RadarFormer: End-to-End Human Perception With Through-Wall Radar and Transformers

IEEE Trans Neural Netw Learn Syst. 2023 Sep 22:PP. doi: 10.1109/TNNLS.2023.3314031. Online ahead of print.

Abstract

For fine-grained human perception tasks such as pose estimation and activity recognition, radar-based sensors show advantages over optical cameras in low-visibility, privacy-aware, and wall-occlusive environments. Radar transmits radio frequency signals to irradiate the target of interest and store the target information in the echo signals. One common approach is to transform the echoes into radar images and extract the features with convolutional neural networks. This article introduces RadarFormer, the first method that introduces the self-attention (SA) mechanism to perform human perception tasks directly from radar echoes. It bypasses the imaging algorithm and realizes end-to-end signal processing. Specifically, we give constructive proof that processing radar echoes using the SA mechanism is at least as expressive as processing radar images using the convolutional layer. On this foundation, we design RadarFormer, which is a Transformer-like model to process radar signals.
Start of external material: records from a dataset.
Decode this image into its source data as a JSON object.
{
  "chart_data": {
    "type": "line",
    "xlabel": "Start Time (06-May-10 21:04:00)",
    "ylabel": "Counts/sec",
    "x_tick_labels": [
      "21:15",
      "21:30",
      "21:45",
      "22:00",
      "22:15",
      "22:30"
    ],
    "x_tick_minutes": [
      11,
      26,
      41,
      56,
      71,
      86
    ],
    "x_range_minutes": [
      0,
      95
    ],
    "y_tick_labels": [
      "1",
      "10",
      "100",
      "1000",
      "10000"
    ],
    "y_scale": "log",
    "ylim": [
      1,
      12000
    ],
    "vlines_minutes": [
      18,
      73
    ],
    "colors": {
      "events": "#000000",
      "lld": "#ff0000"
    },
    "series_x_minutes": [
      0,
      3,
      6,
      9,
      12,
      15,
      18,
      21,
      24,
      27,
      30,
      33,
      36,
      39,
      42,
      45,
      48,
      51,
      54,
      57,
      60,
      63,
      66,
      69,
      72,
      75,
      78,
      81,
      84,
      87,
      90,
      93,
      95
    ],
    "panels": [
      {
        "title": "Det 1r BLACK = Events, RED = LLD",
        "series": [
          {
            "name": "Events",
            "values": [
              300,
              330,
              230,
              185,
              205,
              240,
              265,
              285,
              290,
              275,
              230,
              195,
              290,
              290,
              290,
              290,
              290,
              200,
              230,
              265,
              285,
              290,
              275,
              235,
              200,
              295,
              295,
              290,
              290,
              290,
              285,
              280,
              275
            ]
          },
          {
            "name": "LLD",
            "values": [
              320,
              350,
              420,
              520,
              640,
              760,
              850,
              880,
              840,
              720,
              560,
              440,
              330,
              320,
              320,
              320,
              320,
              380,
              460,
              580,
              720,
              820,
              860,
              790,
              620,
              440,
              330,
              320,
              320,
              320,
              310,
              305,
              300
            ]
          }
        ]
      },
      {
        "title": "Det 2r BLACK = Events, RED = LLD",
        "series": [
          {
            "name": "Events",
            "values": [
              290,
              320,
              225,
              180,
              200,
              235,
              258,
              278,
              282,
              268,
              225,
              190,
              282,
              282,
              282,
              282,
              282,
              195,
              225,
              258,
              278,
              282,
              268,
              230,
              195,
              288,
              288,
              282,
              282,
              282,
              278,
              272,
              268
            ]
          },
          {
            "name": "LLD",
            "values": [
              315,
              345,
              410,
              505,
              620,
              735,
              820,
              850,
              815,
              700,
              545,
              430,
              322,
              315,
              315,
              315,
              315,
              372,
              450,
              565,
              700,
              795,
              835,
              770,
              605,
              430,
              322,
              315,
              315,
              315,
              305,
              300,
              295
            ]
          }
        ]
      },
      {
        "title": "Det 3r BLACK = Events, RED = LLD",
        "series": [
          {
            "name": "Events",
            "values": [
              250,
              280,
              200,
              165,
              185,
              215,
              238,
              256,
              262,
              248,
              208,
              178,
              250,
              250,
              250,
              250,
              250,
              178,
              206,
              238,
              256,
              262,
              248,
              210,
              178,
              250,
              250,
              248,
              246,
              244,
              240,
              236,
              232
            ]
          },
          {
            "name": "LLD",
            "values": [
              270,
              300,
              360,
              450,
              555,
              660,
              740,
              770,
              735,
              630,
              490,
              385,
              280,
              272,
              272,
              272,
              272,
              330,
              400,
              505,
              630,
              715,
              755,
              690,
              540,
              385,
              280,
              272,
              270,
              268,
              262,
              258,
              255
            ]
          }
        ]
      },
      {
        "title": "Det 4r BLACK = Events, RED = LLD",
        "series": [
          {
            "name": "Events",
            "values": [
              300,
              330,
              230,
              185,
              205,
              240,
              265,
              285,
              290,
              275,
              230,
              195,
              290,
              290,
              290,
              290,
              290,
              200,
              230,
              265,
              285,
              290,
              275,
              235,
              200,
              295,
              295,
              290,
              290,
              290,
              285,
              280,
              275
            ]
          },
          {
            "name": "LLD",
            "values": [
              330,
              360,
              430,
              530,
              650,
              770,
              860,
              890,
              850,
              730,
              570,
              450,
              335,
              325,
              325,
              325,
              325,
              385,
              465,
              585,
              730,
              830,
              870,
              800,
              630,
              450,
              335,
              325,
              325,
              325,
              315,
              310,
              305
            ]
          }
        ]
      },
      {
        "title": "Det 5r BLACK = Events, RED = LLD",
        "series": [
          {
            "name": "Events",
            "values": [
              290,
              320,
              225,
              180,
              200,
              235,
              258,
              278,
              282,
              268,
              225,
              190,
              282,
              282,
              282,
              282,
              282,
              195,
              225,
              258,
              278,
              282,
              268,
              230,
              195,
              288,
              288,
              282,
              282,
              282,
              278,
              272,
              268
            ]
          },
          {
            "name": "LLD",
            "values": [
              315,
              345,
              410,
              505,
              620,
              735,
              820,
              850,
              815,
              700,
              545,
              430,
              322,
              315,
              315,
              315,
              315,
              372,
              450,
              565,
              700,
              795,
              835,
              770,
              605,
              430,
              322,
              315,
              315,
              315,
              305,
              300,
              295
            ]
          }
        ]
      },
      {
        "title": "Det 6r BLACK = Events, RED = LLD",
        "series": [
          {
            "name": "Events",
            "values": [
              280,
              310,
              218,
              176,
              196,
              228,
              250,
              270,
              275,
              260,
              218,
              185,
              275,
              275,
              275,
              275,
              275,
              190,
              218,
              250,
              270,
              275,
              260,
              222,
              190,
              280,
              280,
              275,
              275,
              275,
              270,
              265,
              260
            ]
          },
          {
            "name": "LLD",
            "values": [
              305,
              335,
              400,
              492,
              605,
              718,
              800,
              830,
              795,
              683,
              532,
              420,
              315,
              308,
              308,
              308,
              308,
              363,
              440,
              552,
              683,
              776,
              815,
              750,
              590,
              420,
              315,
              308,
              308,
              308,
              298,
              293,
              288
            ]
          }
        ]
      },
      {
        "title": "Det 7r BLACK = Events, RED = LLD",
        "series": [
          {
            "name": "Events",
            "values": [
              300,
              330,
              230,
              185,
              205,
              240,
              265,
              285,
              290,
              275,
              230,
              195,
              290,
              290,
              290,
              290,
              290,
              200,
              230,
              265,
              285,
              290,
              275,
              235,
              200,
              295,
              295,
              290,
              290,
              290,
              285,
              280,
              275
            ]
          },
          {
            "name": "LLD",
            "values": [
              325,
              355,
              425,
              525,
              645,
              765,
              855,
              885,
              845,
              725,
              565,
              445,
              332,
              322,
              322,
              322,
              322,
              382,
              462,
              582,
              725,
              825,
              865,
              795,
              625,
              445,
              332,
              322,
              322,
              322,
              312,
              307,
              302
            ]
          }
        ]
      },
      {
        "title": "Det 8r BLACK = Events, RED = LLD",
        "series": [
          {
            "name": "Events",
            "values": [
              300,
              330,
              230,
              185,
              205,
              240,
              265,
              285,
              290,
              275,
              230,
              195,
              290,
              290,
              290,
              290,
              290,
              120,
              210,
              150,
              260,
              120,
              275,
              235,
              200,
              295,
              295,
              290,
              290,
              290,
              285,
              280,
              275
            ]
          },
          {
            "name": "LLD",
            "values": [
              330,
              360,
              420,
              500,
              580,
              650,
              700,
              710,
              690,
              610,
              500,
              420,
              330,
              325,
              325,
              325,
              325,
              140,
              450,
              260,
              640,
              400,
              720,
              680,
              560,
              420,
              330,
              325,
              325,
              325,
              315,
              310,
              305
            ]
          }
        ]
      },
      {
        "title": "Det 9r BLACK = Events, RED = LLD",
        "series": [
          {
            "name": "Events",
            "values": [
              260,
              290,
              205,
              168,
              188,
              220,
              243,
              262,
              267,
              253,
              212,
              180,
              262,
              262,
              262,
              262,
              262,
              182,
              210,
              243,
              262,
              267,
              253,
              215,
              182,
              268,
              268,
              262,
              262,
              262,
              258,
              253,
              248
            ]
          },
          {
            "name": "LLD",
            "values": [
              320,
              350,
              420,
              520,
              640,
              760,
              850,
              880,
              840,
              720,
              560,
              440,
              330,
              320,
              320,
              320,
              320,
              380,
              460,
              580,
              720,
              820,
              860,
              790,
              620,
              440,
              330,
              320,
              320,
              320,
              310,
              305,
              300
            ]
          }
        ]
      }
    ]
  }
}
It benefits from the fast-/slow-time SA mechanism considering the physical characteristics of radar signals. RadarFormer extracts human representations from radar echoes and handles various downstream human perception tasks. The experimental results demonstrate that our method outperforms the state-of-the-art radar-based methods both in performance and computational cost and obtains accurate human perception results even in dark and occlusive environments.